【背景・目的】Tribble homolog 2 (TRIB2)は、種を超えて保存されたpseudokinaseドメインを持ち、アダプタータンパク質として、様々な細胞内シグナル伝達を制御することが報告されている。しかしながら、血管平滑筋細胞(Vascular smooth muscle cells: VSMC)におけるTRIB2の機能的な役割は知られていない。VSMCの過剰な増殖ならびに遊走は、動脈硬化進展に大きく寄与することから、本研究ではVSMCの増殖・遊走におけるTRIB2の役割ならびにTRIB2の発現機構について明らかにすることを目的とした。
【方法】10週齢のC57BL/6Jマウスの左頸動脈の分岐部を結紮して誘導された内膜肥厚形成の程度(intima/media比)を、HE染色より評価した。

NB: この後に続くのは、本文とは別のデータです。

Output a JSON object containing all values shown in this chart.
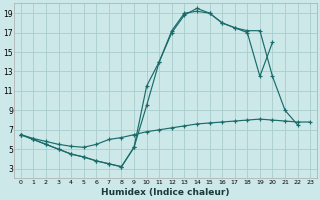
{
  "xlabel": "Humidex (Indice chaleur)",
  "bg_color": "#cce8e8",
  "grid_color": "#aacccc",
  "line_color": "#1a6b6b",
  "xlim": [
    -0.5,
    23.5
  ],
  "ylim": [
    2.0,
    20.0
  ],
  "yticks": [
    3,
    5,
    7,
    9,
    11,
    13,
    15,
    17,
    19
  ],
  "xticks": [
    0,
    1,
    2,
    3,
    4,
    5,
    6,
    7,
    8,
    9,
    10,
    11,
    12,
    13,
    14,
    15,
    16,
    17,
    18,
    19,
    20,
    21,
    22,
    23
  ],
  "line1_x": [
    0,
    1,
    2,
    3,
    4,
    5,
    6,
    7,
    8,
    9,
    10,
    11,
    12,
    13,
    14,
    15,
    16,
    17,
    18,
    19,
    20,
    21,
    22
  ],
  "line1_y": [
    6.5,
    6.0,
    5.5,
    5.0,
    4.5,
    4.2,
    3.8,
    3.5,
    3.2,
    5.2,
    9.5,
    14.0,
    17.2,
    19.0,
    19.2,
    19.0,
    18.0,
    17.5,
    17.2,
    17.2,
    12.5,
    9.0,
    7.5
  ],
  "line2_x": [
    0,
    1,
    2,
    3,
    4,
    5,
    6,
    7,
    8,
    9,
    10,
    11,
    12,
    13,
    14,
    15,
    16,
    17,
    18,
    19,
    20
  ],
  "line2_y": [
    6.5,
    6.0,
    5.5,
    5.0,
    4.5,
    4.2,
    3.8,
    3.5,
    3.2,
    5.2,
    11.5,
    14.0,
    17.0,
    18.8,
    19.5,
    19.0,
    18.0,
    17.5,
    17.0,
    12.5,
    16.0
  ],
  "line3_x": [
    0,
    1,
    2,
    3,
    4,
    5,
    6,
    7,
    8,
    9,
    10,
    11,
    12,
    13,
    14,
    15,
    16,
    17,
    18,
    19,
    20,
    21,
    22,
    23
  ],
  "line3_y": [
    6.5,
    6.1,
    5.8,
    5.5,
    5.3,
    5.2,
    5.5,
    6.0,
    6.2,
    6.5,
    6.8,
    7.0,
    7.2,
    7.4,
    7.6,
    7.7,
    7.8,
    7.9,
    8.0,
    8.1,
    8.0,
    7.9,
    7.8,
    7.8
  ]
}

内膜肥厚部位ならびにPDGF-BBで処理したVSMCを用い、TRIB2の発現をウエスタンブロッティングならびにリアルタイムPCRにより検討した。細胞増殖はMTSアッセイ、direct cell counting法、およびPCNA発現により、細胞遊走はスクラッチアッセイにより検討した。各種阻害剤およびsiRNAを用い、TRIB2発現のシグナル解析を行った。

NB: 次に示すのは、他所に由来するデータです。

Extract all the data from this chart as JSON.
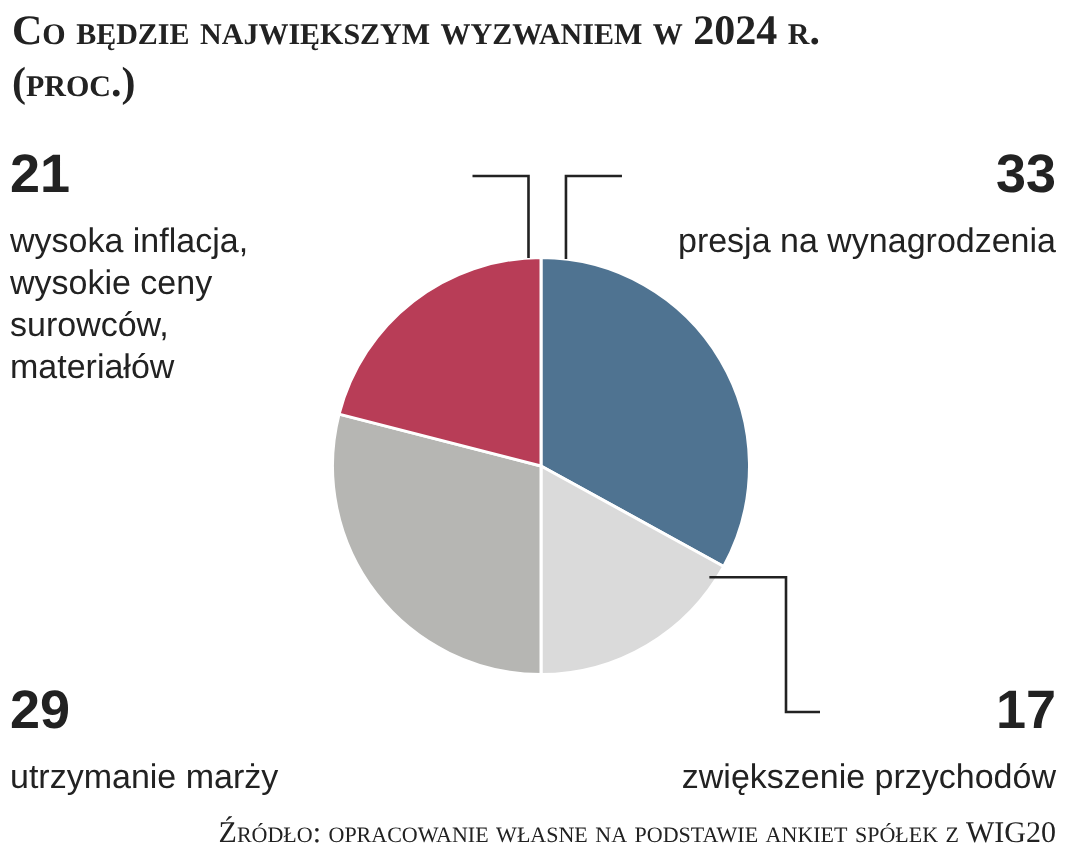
{
  "chart_data": {
    "type": "pie",
    "title": "Co będzie największym wyzwaniem w 2024 r. (proc.)",
    "categories": [
      "presja na wynagrodzenia",
      "zwiększenie przychodów",
      "utrzymanie marży",
      "wysoka inflacja, wysokie ceny surowców, materiałów"
    ],
    "values": [
      33,
      17,
      29,
      21
    ],
    "colors": [
      "#4f7391",
      "#dadada",
      "#b6b6b3",
      "#b83d57"
    ],
    "data_labels": true,
    "annotations": [
      "Źródło: opracowanie własne na podstawie ankiet spółek z WIG20"
    ]
  }
}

【結果】マウスの血管内膜肥厚部位およびPDGF-BB処理したVSMCでは、TRIB2の発現が有意に増加した。TRIB2のノックダウンは、PDGF-BBによるERKのリン酸化、PCNA発現、細胞増殖、および細胞遊走を有意に減少させた。NADPHオキシダーゼ阻害薬DPI、MEK阻害剤U0126、およびEgr-1に対するsiRNA処理は、PDGF-BBによるTRIB2の発現を有意に抑制した。

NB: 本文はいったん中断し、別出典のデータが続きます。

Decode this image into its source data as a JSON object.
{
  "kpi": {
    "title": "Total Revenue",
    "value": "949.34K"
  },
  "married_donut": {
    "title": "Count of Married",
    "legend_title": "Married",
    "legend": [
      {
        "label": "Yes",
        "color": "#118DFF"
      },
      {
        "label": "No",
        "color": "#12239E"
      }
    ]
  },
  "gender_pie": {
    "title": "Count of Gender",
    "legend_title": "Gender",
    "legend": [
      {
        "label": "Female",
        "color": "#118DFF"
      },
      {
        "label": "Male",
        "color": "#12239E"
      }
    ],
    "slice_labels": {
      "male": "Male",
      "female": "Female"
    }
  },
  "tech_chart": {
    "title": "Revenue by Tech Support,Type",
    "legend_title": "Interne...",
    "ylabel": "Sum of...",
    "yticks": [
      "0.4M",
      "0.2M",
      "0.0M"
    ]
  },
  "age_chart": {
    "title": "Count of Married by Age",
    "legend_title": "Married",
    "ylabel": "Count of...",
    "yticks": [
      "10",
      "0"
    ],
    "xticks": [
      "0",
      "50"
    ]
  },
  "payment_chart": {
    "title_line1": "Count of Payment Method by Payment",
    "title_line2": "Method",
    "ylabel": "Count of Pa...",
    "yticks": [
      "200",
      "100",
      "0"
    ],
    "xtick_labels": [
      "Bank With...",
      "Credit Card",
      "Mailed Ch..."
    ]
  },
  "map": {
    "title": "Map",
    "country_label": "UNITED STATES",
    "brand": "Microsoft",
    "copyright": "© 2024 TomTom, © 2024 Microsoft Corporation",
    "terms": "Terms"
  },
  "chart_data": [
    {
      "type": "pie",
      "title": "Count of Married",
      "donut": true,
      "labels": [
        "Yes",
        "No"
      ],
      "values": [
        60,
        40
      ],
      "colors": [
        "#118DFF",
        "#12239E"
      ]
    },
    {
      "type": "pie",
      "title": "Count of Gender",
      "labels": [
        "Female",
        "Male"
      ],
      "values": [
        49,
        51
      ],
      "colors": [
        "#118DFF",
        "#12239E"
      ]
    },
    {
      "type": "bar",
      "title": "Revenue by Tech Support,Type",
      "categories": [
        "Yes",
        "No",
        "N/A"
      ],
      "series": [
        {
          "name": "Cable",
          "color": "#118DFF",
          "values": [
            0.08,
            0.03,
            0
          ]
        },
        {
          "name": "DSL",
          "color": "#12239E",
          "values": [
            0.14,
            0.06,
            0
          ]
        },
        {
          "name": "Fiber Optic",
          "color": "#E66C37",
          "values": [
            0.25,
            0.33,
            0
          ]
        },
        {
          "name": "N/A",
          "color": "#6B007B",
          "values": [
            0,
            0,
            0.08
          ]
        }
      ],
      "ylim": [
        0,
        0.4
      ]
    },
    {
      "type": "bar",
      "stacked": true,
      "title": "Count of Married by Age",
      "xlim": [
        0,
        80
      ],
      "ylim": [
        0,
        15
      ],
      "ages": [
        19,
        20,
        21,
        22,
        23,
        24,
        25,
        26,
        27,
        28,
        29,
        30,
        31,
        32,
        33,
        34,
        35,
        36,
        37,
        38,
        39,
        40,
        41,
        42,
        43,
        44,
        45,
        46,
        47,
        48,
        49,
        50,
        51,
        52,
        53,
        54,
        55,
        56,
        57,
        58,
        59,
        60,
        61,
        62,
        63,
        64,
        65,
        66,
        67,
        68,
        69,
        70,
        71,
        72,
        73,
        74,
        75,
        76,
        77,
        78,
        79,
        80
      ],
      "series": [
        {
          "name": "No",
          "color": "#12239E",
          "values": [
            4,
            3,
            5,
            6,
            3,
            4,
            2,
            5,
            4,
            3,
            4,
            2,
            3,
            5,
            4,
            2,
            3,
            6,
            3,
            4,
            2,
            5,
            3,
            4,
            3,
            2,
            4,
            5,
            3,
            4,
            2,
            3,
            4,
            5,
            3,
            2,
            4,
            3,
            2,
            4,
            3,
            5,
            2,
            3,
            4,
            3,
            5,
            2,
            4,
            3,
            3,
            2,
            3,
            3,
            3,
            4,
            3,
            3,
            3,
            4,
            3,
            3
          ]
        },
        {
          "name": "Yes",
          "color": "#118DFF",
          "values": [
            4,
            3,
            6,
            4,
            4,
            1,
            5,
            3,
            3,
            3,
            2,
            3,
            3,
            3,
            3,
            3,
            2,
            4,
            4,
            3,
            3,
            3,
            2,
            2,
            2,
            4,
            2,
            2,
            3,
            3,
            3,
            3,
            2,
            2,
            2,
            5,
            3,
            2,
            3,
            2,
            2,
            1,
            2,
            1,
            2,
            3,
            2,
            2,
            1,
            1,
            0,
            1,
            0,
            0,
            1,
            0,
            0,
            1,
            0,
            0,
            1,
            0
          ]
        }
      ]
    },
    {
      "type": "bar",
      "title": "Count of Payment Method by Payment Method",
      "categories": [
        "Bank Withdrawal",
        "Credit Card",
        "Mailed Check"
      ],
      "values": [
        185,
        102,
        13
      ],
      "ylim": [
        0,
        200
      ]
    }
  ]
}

【考察】本研究の結果から、(1)VSMCにおいて、PDGF-BB刺激によるTRIB2の発現増加は、ROS/ERK/Egr-1経路を介して誘導されること、(2)TRIB2は、ERKの活性を制御し、VSMCの増殖を正に制御することが示唆される。結論として、TRIB2が、動脈硬化の進展に重要な役割をもつことが示唆され、動脈硬化の新たな治療ターゲットとして有用であることが考えられる。